Я не былъ расположенъ продолжать разговора и выдумавъ предлогъ, чтобъ отдѣлаться отъ Ралейга, удалился въ свою комнату, въ которой расхаживалъ большими шагами, громко повторяя выраженія, наиболѣе меня поразившія: раздражительна!…. пылка…. страстная привязанность!…. любовь!…. Діана Вернонъ, прекраснѣйшая дѣвушка, влюблена въ ужаснаго и гнуснаго урода, которому не доставало горба на спинѣ, чтобъ сравняться въ безобразіи съ Ричардомъ IIL… Впрочемъ, частые случаи говоришь съ нею во время уроковъ, его обольстительный языкъ, его умъ, его ловкость… глупость и ничтожество братьевъ, которые не могутъ быть ни соперниками… уваженіе Миссъ Вернонъ къ его способностямъ, хотя и кажется сердитою на него, вѣроятно потому, что равнодушенъ къ ней… Но что за дѣло мнѣ до этаго? Діана Вернонъ первая ли изъ своего пола полюбила дурнаго человѣка и вышла за него! Что мнѣ нужды, если она и свободна или рука ея ни кому не обѣщана! Католичка…. Папистка…. драгунъ въ женскомъ платьѣ!….. Дуракъ я быль, что думалъ соединить ея судьбу съ своею участью.
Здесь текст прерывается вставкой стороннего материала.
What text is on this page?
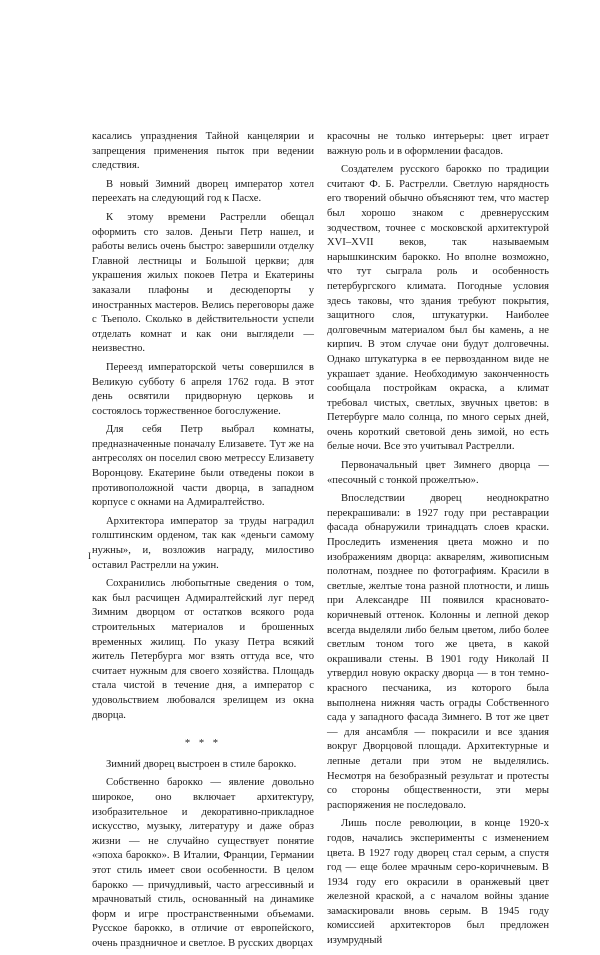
касались упразднения Тайной канцелярии и запрещения применения пыток при ведении следствия.

В новый Зимний дворец император хотел переехать на следующий год к Пасхе.

К этому времени Растрелли обещал оформить сто залов. Деньги Петр нашел, и работы велись очень быстро: завершили отделку Главной лестницы и Большой церкви; для украшения жилых покоев Петра и Екатерины заказали плафоны и десюдепорты у иностранных мастеров. Велись переговоры даже с Тьеполо. Сколько в действительности успели отделать комнат и как они выглядели — неизвестно.

Переезд императорской четы совершился в Великую субботу 6 апреля 1762 года. В этот день освятили придворную церковь и состоялось торжественное богослужение.

Для себя Петр выбрал комнаты, предназначенные поначалу Елизавете. Тут же на антресолях он поселил свою метрессу Елизавету Воронцову. Екатерине были отведены покои в противоположной части дворца, в западном корпусе с окнами на Адмиралтейство.

Архитектора император за труды наградил голштинским орденом, так как «деньги самому нужны», и, возложив награду, милостиво оставил Растрелли на ужин.

Сохранились любопытные сведения о том, как был расчищен Адмиралтейский луг перед Зимним дворцом от остатков всякого рода строительных материалов и брошенных временных жилищ. По указу Петра всякий житель Петербурга мог взять оттуда все, что считает нужным для своего хозяйства. Площадь стала чистой в течение дня, а император с удовольствием любовался зрелищем из окна дворца.

* * *

Зимний дворец выстроен в стиле барокко.

Собственно барокко — явление довольно широкое, оно включает архитектуру, изобразительное и декоративно-прикладное искусство, музыку, литературу и даже образ жизни — не случайно существует понятие «эпоха барокко». В Италии, Франции, Германии этот стиль имеет свои особенности. В целом барокко — причудливый, часто агрессивный и мрачноватый стиль, основанный на динамике форм и игре пространственными объемами. Русское барокко, в отличие от европейского, очень праздничное и светлое. В русских дворцах

I

красочны не только интерьеры: цвет играет важную роль и в оформлении фасадов.

Создателем русского барокко по традиции считают Ф. Б. Растрелли. Светлую нарядность его творений обычно объясняют тем, что мастер был хорошо знаком с древнерусским зодчеством, точнее с московской архитектурой XVI–XVII веков, так называемым нарышкинским барокко. Но вполне возможно, что тут сыграла роль и особенность петербургского климата. Погодные условия здесь таковы, что здания требуют покрытия, защитного слоя, штукатурки. Наиболее долговечным материалом был бы камень, а не кирпич. В этом случае они будут долговечны. Однако штукатурка в ее первозданном виде не украшает здание. Необходимую законченность сообщала постройкам окраска, а климат требовал чистых, светлых, звучных цветов: в Петербурге мало солнца, по много серых дней, очень короткий световой день зимой, но есть белые ночи. Все это учитывал Растрелли.

Первоначальный цвет Зимнего дворца — «песочный с тонкой прожелтью».

Впоследствии дворец неоднократно перекрашивали: в 1927 году при реставрации фасада обнаружили тринадцать слоев краски. Проследить изменения цвета можно и по изображениям дворца: акварелям, живописным полотнам, позднее по фотографиям. Красили в светлые, желтые тона разной плотности, и лишь при Александре III появился красновато-коричневый оттенок. Колонны и лепной декор всегда выделяли либо белым цветом, либо более светлым тоном того же цвета, в какой окрашивали стены. В 1901 году Николай II утвердил новую окраску дворца — в тон темно-красного песчаника, из которого была выполнена нижняя часть ограды Собственного сада у западного фасада Зимнего. В тот же цвет — для ансамбля — покрасили и все здания вокруг Дворцовой площади. Архитектурные и лепные детали при этом не выделялись. Несмотря на безобразный результат и протесты со стороны общественности, эти меры распоряжения не последовало.

Лишь после революции, в конце 1920-х годов, начались эксперименты с изменением цвета. В 1927 году дворец стал серым, а спустя год — еще более мрачным серо-коричневым. В 1934 году его окрасили в оранжевый цвет железной краской, а с началом войны здание замаскировали вновь серым. В 1945 году комиссией архитекторов был предложен изумрудный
Эти размышленія не только не потушили огня, пожиравшаго меня, но еще болѣе воспламенили его, и я пришелъ за обѣдъ въ самомъ худомъ расположеніи духа.
ГЛАВА ЧЕТВЕРТАЯ.
правитьКакъ! сердиться, принимать на себя мрачной и холодной видъ? и въ изступленьи бѣшенства нападать на собственную тѣнь свою?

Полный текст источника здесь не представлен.